I have just been reading a blog by a fellow Wycliffe student here. He argues that the Catholic Church has no right to oppose the SORs going through Parliament at present. The reason is that they are willing (in a world which is far from ideal) to allow 'stable' non-married couples to adopt children. The church obviously feels this is better than for the child not to be adopted at all. The main point of the argument is, 'not to let the impossible best be the enemy of the relatively good'.
This debate highlights one of the classic difficulties within ethics, especially Christian ethics, of the balance between idealism and pragmatism. The theological term is 'inaugurated eschatology' – we live in the light and power of the kingdom of God, which at the same time has not yet fully come. We find ourselves living in two worlds, this age and the age to come. The difficulty, as evidenced by this example, is knowing when to stick to the 'ideals' of the age to come, and when to compromise with the current age.
With this particular issue, where should the boundary be? Should the Church stick to its ideals, and put a blanket ban on adoptions by all 'sinners', including non-married couples? Surely not. Should the Church give in to pragmatism and allow anyone in a 'stable' relationship to adopt? I don't think so. Christian ethics is never going to be that simple, because of the tension between this age and the age to come.

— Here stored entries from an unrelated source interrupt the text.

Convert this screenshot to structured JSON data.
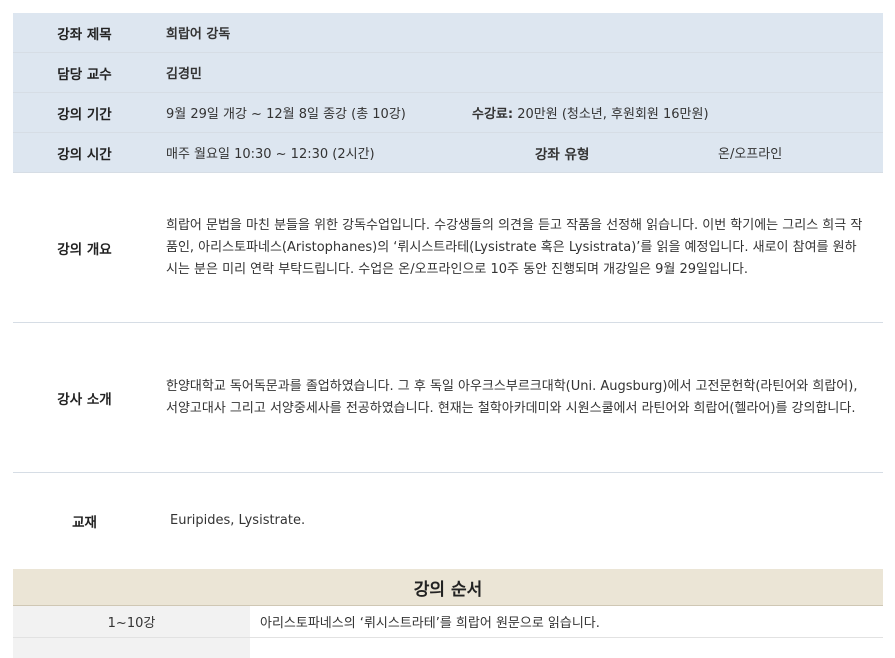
{
  "course": {
    "title_label": "강좌 제목",
    "title_value": "희랍어 강독",
    "instructor_label": "담당 교수",
    "instructor_value": "김경민",
    "period_label": "강의 기간",
    "period_value": "9월 29일 개강 ~ 12월 8일 종강 (총 10강)",
    "fee_label": "수강료:",
    "fee_value": " 20만원 (청소년, 후원회원 16만원)",
    "time_label": "강의 시간",
    "time_value": "매주 월요일 10:30 ~ 12:30 (2시간)",
    "type_label": "강좌 유형",
    "type_value": "온/오프라인",
    "overview_label": "강의 개요",
    "overview_value": "희랍어 문법을 마친 분들을 위한 강독수업입니다. 수강생들의 의견을 듣고 작품을 선정해 읽습니다. 이번 학기에는 그리스 희극 작품인, 아리스토파네스(Aristophanes)의 ‘뤼시스트라테(Lysistrate 혹은 Lysistrata)’를 읽을 예정입니다. 새로이 참여를 원하시는 분은 미리 연락 부탁드립니다. 수업은 온/오프라인으로 10주 동안 진행되며 개강일은 9월 29일입니다.",
    "instructor_intro_label": "강사 소개",
    "instructor_intro_value": "한양대학교 독어독문과를 졸업하였습니다. 그 후 독일 아우크스부르크대학(Uni. Augsburg)에서 고전문헌학(라틴어와 희랍어), 서양고대사 그리고 서양중세사를 전공하였습니다. 현재는 철학아카데미와 시원스쿨에서 라틴어와 희랍어(헬라어)를 강의합니다.",
    "textbook_label": "교재",
    "textbook_value": "Euripides, Lysistrate."
  },
  "order": {
    "title": "강의 순서",
    "rows": [
      {
        "num": "1~10강",
        "desc": "아리스토파네스의 ‘뤼시스트라테’를 희랍어 원문으로 읽습니다."
      }
    ]
  }
}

And so, I would like to support the Catholic Church's position on this. My next comments have the potential to be controversial, and I don't mean to offend anyone. These are simply some thoughts I have on the subject.

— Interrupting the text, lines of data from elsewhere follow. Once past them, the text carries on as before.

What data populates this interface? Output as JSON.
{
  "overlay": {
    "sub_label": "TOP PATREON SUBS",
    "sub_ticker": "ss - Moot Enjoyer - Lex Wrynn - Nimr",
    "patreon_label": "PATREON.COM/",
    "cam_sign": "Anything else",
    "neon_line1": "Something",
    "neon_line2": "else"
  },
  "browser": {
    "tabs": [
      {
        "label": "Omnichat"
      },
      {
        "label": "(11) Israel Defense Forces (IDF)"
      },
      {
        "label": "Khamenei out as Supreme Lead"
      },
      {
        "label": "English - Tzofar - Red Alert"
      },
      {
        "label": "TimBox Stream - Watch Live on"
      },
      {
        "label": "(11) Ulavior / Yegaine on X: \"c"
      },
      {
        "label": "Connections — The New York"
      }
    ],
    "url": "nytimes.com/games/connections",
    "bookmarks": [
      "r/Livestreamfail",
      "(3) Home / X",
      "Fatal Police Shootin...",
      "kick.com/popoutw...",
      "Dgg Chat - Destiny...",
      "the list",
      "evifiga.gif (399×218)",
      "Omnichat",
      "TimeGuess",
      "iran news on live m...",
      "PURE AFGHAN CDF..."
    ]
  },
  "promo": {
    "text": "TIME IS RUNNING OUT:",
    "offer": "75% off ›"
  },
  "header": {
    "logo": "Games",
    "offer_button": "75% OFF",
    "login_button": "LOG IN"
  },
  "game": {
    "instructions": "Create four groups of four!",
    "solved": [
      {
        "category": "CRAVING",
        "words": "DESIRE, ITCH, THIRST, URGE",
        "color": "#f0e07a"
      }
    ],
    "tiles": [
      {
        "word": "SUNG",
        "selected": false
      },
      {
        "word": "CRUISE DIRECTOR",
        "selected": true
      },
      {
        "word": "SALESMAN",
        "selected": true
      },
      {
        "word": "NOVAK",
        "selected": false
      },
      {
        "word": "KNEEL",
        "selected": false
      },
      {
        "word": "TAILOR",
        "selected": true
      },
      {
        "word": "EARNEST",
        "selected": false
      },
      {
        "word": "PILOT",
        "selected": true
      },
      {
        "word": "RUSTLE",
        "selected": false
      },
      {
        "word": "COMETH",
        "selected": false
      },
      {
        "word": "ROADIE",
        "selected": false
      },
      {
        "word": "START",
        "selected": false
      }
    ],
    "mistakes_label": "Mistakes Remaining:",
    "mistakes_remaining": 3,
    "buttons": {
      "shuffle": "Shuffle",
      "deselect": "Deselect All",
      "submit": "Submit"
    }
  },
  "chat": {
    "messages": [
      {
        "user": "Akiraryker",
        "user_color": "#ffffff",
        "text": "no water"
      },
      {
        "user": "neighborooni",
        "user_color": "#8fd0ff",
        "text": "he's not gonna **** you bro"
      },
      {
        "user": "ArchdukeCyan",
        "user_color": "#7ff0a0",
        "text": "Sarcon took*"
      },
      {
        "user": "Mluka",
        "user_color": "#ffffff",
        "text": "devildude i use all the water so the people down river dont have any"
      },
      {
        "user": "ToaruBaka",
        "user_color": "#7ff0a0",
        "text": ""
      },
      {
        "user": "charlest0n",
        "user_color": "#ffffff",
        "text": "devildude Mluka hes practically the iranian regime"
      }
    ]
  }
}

I think that in this issue the pragmatism comes in recognising what constitutes 'marriage'. At its most basic level I would say it is a public commitment to share your whole life with one other person, of the opposite gender. Some would use the word 'covenant' to describe it. Most of the time this is marked by a public wedding, and, if done in church, public prayers and promises one to another.
Is there really a major difference in kind between this and a 'common-law' couple, especially one making the public statement of living together and wanting to raise a child? (The Church is (hopefully) going to rule out couples who have a history of serial relationships, or who have no real intention of staying together long-term.) Is there a major difference between a couple committed to a long-term relationship, and a couple who are officially married?
If not, the next question is, are there any major differences between a committed heterosexual and a committed homosexual couple? I would suggest that perhaps there are. All the major churches (and religions, as far as I know) hold that 'marriage' is between a man and a woman, and that it is the 'ideal' situation in which to bring up a child. Perhaps, then, the 'pragmatic' compromise could be over what constitutes 'marriage', so that committed heterosexual couples are, to all intents and purposes 'married', but the 'ideal' of children being brought up by a man and a woman should not be compromised.
What I am not saying is that homosexual couples are more sinful, or evil, than heterosexual couples. What I am tentatively saying is that perhaps there is something important about the nature of a family that we should not compromise on.
I am willing to be corrected on any aspect of this argument, and please forgive me if I have written in an offensive way. This post is meant to reflect some of the long wrestling I have done myself over these issues.